Given the likelihood that AI will increasingly permeate the software and systems we depend on, it’s fair but unrealistic to want those AI models to be open source. Vaughan-Nichols blames “top AI vendors [that] are unwilling to commit to open sourcing their programs and data sets,” suggesting that “businesses hope to gild their programs with open source’s positive connotations of transparency, collaboration, and innovation.” Maybe? Or maybe they don’t have the luxury of giving away all their code because that turns out to be really bad business. I know some like to lazily gesture at Red Hat as some classic example of what business success looks like, but it’s actually a terrible example when compared to Meta, AWS, etc. As Hugging Face’s Sasha Luccioni said at the United Nations OSPOs for Good Conference, “You can’t really expect all companies to be 100% open source as the open source license defines it.

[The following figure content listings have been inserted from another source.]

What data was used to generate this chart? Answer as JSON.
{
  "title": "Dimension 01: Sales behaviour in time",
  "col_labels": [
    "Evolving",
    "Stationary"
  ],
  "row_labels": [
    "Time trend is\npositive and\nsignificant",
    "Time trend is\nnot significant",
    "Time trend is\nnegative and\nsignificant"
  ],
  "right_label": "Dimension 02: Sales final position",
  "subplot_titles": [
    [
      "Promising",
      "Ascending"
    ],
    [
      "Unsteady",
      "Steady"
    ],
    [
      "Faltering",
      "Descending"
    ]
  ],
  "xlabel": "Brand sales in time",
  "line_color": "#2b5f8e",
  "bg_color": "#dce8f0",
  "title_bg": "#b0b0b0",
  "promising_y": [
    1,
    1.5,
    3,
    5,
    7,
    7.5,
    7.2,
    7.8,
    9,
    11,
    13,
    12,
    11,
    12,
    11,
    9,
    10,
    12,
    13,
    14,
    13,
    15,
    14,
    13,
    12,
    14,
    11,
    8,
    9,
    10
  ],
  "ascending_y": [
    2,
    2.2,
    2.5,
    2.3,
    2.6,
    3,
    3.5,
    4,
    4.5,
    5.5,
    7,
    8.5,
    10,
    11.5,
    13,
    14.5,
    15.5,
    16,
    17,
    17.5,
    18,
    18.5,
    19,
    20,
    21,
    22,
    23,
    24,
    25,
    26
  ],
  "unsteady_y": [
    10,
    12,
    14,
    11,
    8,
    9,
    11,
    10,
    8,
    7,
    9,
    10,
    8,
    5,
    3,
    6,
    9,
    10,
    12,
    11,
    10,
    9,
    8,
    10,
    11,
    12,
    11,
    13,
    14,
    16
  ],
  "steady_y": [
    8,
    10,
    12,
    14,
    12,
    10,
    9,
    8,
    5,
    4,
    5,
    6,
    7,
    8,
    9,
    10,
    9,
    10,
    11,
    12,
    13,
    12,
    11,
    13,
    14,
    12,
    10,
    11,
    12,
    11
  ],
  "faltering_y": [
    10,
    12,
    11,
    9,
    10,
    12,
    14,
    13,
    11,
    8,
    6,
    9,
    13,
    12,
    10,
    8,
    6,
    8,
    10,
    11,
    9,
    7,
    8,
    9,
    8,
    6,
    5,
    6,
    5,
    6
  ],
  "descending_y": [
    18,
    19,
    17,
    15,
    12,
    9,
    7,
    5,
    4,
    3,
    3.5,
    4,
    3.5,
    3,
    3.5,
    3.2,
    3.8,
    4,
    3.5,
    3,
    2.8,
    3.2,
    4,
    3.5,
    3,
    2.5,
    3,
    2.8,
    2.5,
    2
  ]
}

You can’t expect companies just to give up everything that they’re making money off of and do so in a way they’re comfortable with.”
Maybe we’d like reality to be different, but after decades of open source and proprietary software living comfortably together, why would we expect AI to be any different?
Just as with cloud and with on-premises software before that, most AI software will not be open source. Now, as then, most developers simply won’t care, because most developers care more about going to their kids’ soccer games after work than existential open source issues. For years we’ve fixated open source conversations on the wrong things, and younger developers have mostly tuned it out. But whether young or old, developers care about getting stuff done. They care about the cost, speed, and performance gains of Mistral’s latest model, and not so much about its non-open source license. Ditto OpenAI, Meta’s Llama, etc.